There are four levels of interaction and collaboration of sharing. The first level is no sharing, that is, no interaction and collaboration at all. The second level is invited sharing, which means one individual/group invites and offers some parts to share with others, while others only use sharing but do not provide anything. The third level is collaborative sharing. Everyone collaborates with each other by providing and using some shared parts, but there are still some parts are not shared. The final level is complete sharing, which is also the highest level of interaction and collaboration of sharing. All objects from different individuals/groups are shared with each other (Berg, 2019).

What to share?

When it comes to sharing in the built environment, it’s easy to first think of shared space. Shared space refers to the same spaces and facilities shared by people from various organizational backgrounds (could be independent individuals/groups/organizations/companies) (Brinkø, 2017). However, not only the physical spaces and facilities can be shared (functional sharing), but also the content of human experience (experiential sharing), such as working experience, thoughts, ideas, and knowledge. The sharing of physical objects have also been partially replaced by virtual and hybrid solutions even in the case of shared space (Lundgren, Kyrö & Jylhä, 2022).

When to share?

Sharing can happen at the same time (simultaneously) or at different times (continuously). Sharing can be in the form of a one-off transaction or the longitudinal access. Its duration can be short term or long term (Berg, 2019; Lundgren, Kyrö & Jylhä, 2022).

Why to share?

The motivations for sharing are varied and even opposite. First, sharing can be driven by prosocial motives, such as social connection, enhanced cooperation, chance encounters, and a sense of community, or by anonymous motives, which means sharing with strangers without the need to know each other. Sharing can also be for profit or non-profitable. From a political perspective, people can have a political motivation to share, such as some may see sharing as sustainable or anti-market, while others may not have a political motivation (Lundgren, Kyrö & Jylhä, 2022).

Who are involved?

Sharing can be shared to everyone, employees of the sharing partners, or individual/groups approved by the owner.

How to organize sharing?

There are three ways to organize sharing: they can be organized by one party, or different owners, or a third-party organization. The first way could be for one party to take ownership and provide the space for free or for a fee. The second is for different owners to come together and agree to share specific facilities or locations with each other. The another way could be a third party takes ownership and manages the space shared by all parties (Berg, 2019; figure 1).
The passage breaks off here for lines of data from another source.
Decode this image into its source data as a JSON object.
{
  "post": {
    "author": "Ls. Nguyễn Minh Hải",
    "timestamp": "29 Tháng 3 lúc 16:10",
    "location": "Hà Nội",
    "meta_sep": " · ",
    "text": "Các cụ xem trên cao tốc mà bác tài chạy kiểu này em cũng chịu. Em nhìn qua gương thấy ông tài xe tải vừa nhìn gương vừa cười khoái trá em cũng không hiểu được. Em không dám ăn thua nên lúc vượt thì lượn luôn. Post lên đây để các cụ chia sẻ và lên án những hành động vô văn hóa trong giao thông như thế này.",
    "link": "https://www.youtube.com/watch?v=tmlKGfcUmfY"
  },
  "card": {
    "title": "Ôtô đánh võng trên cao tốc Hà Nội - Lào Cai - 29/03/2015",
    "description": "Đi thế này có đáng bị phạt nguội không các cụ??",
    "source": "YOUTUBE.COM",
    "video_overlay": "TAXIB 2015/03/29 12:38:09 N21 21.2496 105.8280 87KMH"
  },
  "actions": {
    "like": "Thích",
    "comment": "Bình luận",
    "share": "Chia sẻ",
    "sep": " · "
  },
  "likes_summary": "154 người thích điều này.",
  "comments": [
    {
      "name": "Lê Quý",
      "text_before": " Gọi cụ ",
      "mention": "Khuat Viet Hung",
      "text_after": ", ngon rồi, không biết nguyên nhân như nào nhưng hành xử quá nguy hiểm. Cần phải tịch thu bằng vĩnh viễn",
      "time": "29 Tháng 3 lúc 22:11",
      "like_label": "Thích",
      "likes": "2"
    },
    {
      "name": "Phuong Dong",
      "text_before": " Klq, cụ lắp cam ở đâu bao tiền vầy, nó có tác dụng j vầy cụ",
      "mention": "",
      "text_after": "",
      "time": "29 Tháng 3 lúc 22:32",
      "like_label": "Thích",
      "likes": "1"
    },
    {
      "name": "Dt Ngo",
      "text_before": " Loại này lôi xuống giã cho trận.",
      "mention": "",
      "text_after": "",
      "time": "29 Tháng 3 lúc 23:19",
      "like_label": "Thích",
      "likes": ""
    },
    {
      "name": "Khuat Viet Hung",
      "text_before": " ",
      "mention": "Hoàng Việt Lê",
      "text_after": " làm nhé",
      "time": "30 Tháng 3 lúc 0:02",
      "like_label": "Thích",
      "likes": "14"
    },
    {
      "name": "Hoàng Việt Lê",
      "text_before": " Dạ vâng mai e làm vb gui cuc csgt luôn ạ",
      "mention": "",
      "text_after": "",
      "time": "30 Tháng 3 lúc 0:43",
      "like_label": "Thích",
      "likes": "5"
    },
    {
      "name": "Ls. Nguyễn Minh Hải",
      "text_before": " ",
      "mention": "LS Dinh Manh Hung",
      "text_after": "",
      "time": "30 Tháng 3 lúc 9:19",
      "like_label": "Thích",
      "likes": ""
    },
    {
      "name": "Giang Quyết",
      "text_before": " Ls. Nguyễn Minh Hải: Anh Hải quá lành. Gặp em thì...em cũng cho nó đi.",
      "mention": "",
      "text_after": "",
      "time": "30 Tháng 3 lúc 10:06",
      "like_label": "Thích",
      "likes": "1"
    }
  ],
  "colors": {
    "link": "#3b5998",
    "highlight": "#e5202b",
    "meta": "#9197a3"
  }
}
Figure 1: Three ways to organize sharing according to Berg (2019), figure made by Chuyao Wang.

Hope this will help you understand sharing better. For a comprehensive understanding of the potential of sharing in the built environment, we are in the progress of a systematic theoretical analysis in this project. As sharing also has the potential to make efficient use of resources in ecosystems, we will also review the literature of sharing in ecosystems.

Reference list:

Berg, R. B. (2019). How to share space. In Facilities Management Models, Methods and Tools (pp. 115-121). Routledge. ISBN 9781032092386.

Lundgren, R., Kyrö, R., & Jylhä, T. (2022). Access-Based Consumption in the Built Environment: Sharing Spaces. Sustainability, 14(9), 5550.